The 04/30/23 blog “Examination of Long and Short – Term Interest Rates – 04/28/23” noted the 30 – Year Treasury Yields (TYX) from its peak in October 2022 appeared to be forming an Elliott Wave – Horizontal Triangle.
The daily TYX chart courtesy of Trading View updates its action.

On 07/07/23 TYX exceeded the peak made on 03/02/23 labeled as Minor wave “B”. It now appears that the Horizontal Triangle from October 2022 to June 2023 is complete. After completion of a Horizontal Triangle there’s usually a thrust in the direction of the primary trend – which in this case is up.
The length of a post Horizontal Triangle thrust can sometimes be measured by the widest part of the triangle. In this situation it’s the length of Minor wave “A” which was 1.012 points. Adding 1.012 to the “E” wave bottom of 3.769 targets 4.781 as a potential peak for Intermediate wave (5).
The 04/30/23 blog noted “If TYX does not go below the Minor wave “C” bottom, there’s a good chance TYX could rise for several months. If long – term interest rates climb this could have an adverse effect on home and auto purchase, as well as buying stocks on margin.”
There’s a very good chance longer term interest rates in the U.S. could rise until at least September 2023.
What about short – term interest rates/yields?
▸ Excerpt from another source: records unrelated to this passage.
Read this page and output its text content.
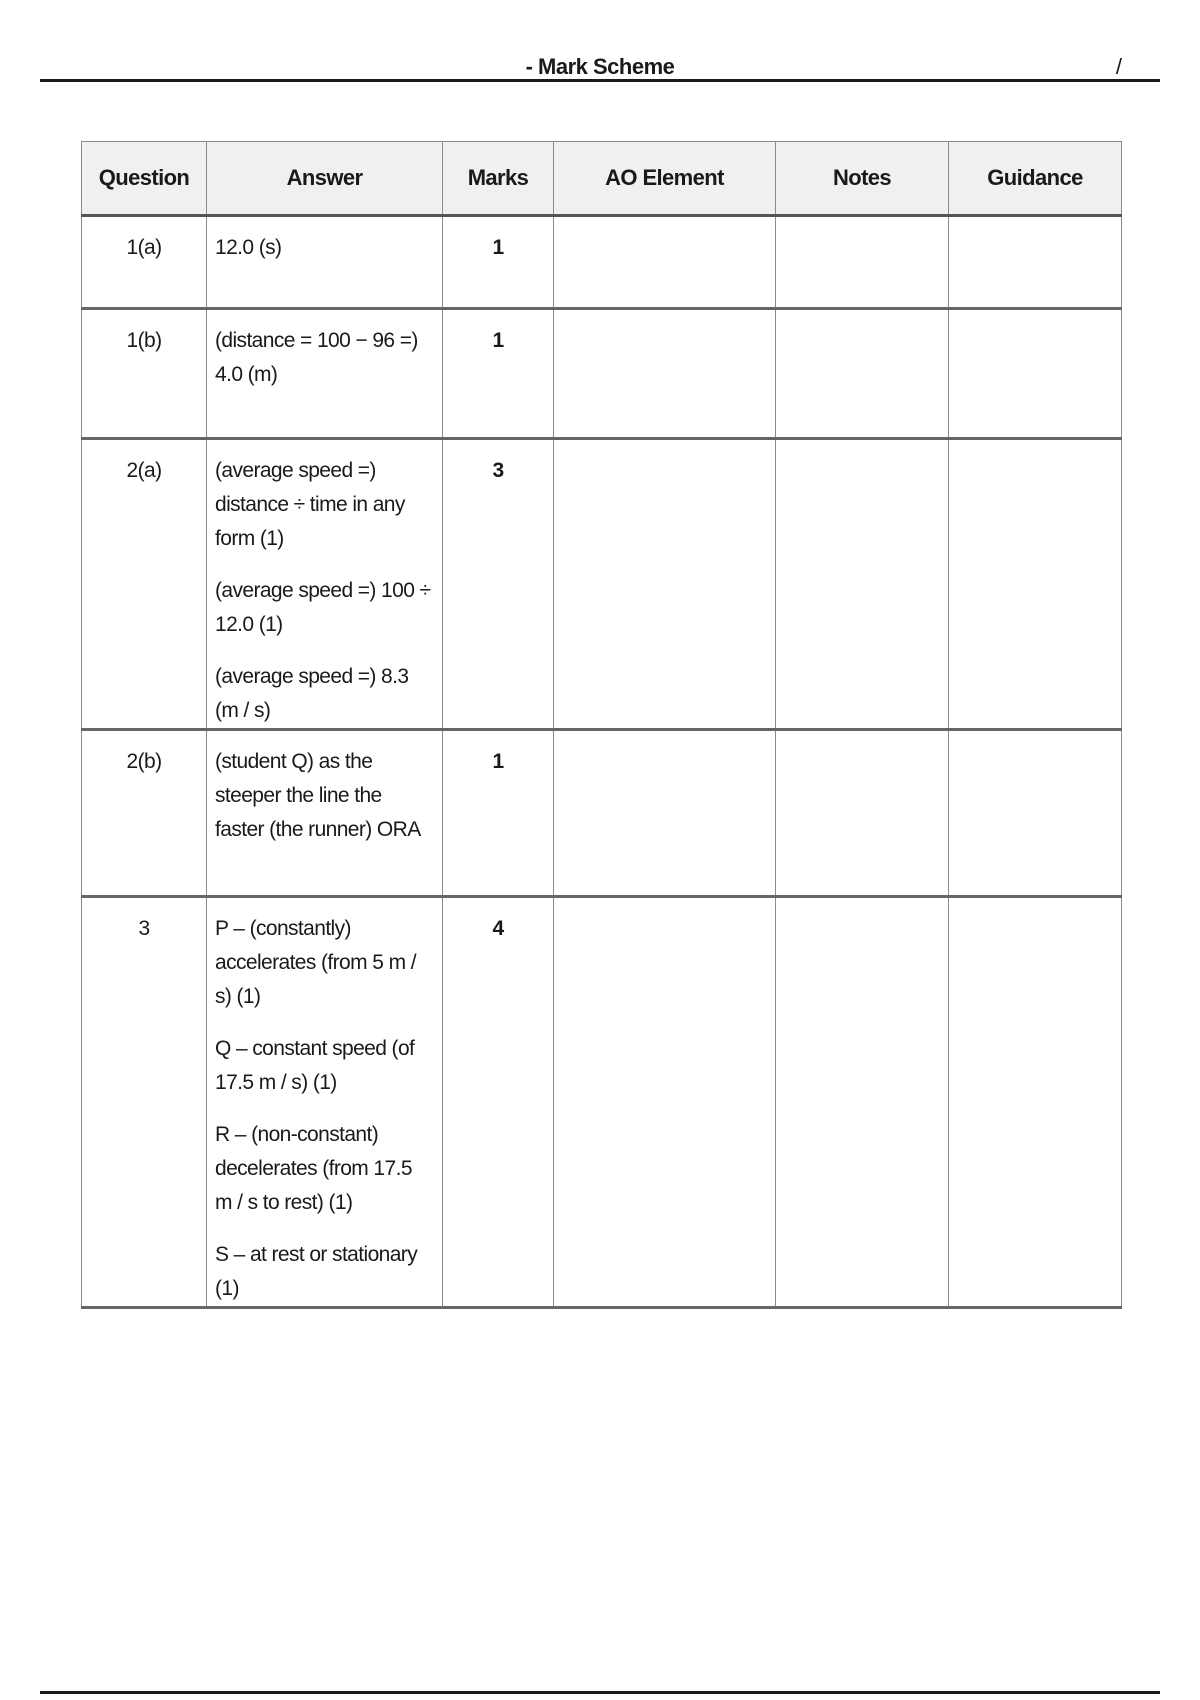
- Mark Scheme	/
Question	Answer	Marks	AO Element	Notes	Guidance
1(a)	12.0 (s)	1			
1(b)	(distance = 100 − 96 =) 4.0 (m)	1			
2(a)	(average speed =) distance ÷ time in any form (1)
(average speed =) 100 ÷ 12.0 (1)
(average speed =) 8.3 (m / s)	3			
2(b)	(student Q) as the steeper the line the faster (the runner) ORA	1			
3	P – (constantly) accelerates (from 5 m / s) (1)
Q – constant speed (of 17.5 m / s) (1)
R – (non-constant) decelerates (from 17.5 m / s to rest) (1)
S – at rest or stationary (1)	4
The 04/30/23 blog examined the chart of the 13 – week Treasury Bill rates (IRX) and speculated there could be a pause in the rise of short-term interest rates. At their May 2023 meeting the FOMC raised short-term rates. The FOMC paused rates at their June 2023 meeting.
The monthly Two – Year Treasury Note – futures chart (ZTU23) courtesy of Barchart.com illustrates its long-term history.

As Bond/Note prices fall rates/yields rise.
The Commitment of Traders (COT) report tracks the futures contracts of three groups: Commercials, Large Speculators, and Small Speculators. The Commercials are the group to follow, they have the most contracts and knowledge.
The Commercials currently have the largest net long position in Two – Year Treasury Note futures ever recorded. This implies a bottom could soon be made in Two – Year Treasury Notes. When the Notes bottom and rise – two – year rates/yields will decline.
Supporting evidence for a Two – Year note bottom comes from the monthly RSI which is close to forming a significant bullish divergence. Monthly MACD is close to a bullish lines crossover.
Currently the U.S. yield curve is inverted. Short-term yields are higher than long-term yields. It appears the process of un inverting may soon begin.
However, if long – term yields rise it could at least for the next several months have an adverse effect on the U.S. economy and stocks.